Croydon Council has held talks with Network Rail and is to push for the switch, which it hopes will reinforce the station's role as the borough's transport hub. 

Council bosses believe the new name, alongside existing plans to install two new platforms, could help position Croydon as the economic capital of south-east England.

Council leader Tony Newman told the Croydon Guardian: "It is all part of that wider statement about the borough.

"Croydon Central says we are not at the end of some branch line somewhere, we are right in the middle of the busiest rail network in the country.

"It is about saying that we are not going to be that sleepy suburban borough that takes its share of the cuts and quietly goes away.

"We are a much bigger place - we would be the seventh largest city in the country if it was anywhere else other than the edge of London - and I think it's time we started acting like it."

He added: "We have brought it up and Network Rail seemed quite excited by the idea of it. It would be their call ultimately but we have started discussions and it is something we are very serious about."

Any name change would have to be rubber-stamped by the Department for Transport and would prove expensive.
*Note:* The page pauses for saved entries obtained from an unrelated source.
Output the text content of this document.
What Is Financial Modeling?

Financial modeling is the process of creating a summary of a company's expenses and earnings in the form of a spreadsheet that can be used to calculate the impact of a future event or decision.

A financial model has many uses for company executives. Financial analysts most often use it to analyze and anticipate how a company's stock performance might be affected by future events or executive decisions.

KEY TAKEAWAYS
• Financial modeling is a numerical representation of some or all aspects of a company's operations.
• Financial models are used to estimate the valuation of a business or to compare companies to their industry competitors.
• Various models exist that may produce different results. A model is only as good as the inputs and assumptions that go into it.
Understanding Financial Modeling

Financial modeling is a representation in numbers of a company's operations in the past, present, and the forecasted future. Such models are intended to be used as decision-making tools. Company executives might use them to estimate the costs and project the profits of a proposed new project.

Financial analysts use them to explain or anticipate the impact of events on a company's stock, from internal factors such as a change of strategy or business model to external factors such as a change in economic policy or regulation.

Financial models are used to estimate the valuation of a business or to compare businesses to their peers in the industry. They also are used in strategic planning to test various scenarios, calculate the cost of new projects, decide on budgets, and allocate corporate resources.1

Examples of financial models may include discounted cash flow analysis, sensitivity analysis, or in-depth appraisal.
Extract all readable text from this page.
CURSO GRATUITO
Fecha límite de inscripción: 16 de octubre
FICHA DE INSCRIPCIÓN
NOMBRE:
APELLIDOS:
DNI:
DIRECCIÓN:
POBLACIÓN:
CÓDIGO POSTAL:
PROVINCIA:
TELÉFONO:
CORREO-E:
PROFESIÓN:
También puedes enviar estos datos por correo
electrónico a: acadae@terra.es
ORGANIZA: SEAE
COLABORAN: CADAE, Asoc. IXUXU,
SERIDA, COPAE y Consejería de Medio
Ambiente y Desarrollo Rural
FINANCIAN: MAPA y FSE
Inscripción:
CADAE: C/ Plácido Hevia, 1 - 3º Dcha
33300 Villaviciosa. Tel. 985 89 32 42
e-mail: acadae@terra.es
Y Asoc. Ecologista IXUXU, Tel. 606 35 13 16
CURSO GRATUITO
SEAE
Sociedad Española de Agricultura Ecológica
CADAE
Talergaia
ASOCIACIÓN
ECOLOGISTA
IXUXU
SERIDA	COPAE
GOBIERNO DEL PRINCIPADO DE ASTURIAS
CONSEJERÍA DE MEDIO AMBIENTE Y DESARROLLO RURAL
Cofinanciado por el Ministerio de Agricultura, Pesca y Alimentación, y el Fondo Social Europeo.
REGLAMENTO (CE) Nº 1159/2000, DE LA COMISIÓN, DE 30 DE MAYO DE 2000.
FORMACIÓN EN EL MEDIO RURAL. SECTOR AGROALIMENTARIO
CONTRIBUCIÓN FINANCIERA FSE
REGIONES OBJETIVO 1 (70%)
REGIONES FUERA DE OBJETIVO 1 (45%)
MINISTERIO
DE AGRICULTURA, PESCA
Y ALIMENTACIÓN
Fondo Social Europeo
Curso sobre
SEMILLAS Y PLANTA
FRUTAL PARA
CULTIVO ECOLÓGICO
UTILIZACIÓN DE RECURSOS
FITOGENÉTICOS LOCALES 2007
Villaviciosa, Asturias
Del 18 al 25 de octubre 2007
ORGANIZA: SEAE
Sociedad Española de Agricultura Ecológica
Plans to rebrand Northampton rail station as Northampton Castle to "reflect its heritage" came under fire in April when it emerged new signs and maps would cost £200,000. 

But Nathan Elvery, Croydon Council's chief executive, said East Croydon station's current name "makes no sense whatsoever" and that the switch would boost the borough's economy.

He added: "If you don't start making your mark and being bold about things, it will just carry on and we will be seen as a continued suburb of London rather than the geographical economic hub, which we truly are for London.

"There is more commuter traffic through East Croydon than goes through Paddington and Euston every day combined.

"When you think abouit that, you realise that is major artery for trains. Croydon Central sounds right when you think about it in that sense."

Gavin Barwell, Croydon Central MP, said he did not think the change was necessary.

He added: "I'm not opposed to it but I don't have a strong view for it. It has a pretty high profile as it as and I think people know it's Croydon's main station."

A spokesman for Network Rail said: "Decisions over station namings involve many parties, from operators, to Network Rail and the Department for Transport.

"We're working closely with the council on our plans for the Croydon and we're always happy to talk to them about the name."

Should the change go ahead, it would the second station in the town's history to bear the name Croydon Central. The first opened in Katherine Street in 1868 but closed down three years later.

It reopened in 1886 but last just another four years before shutting for good due to poor usage.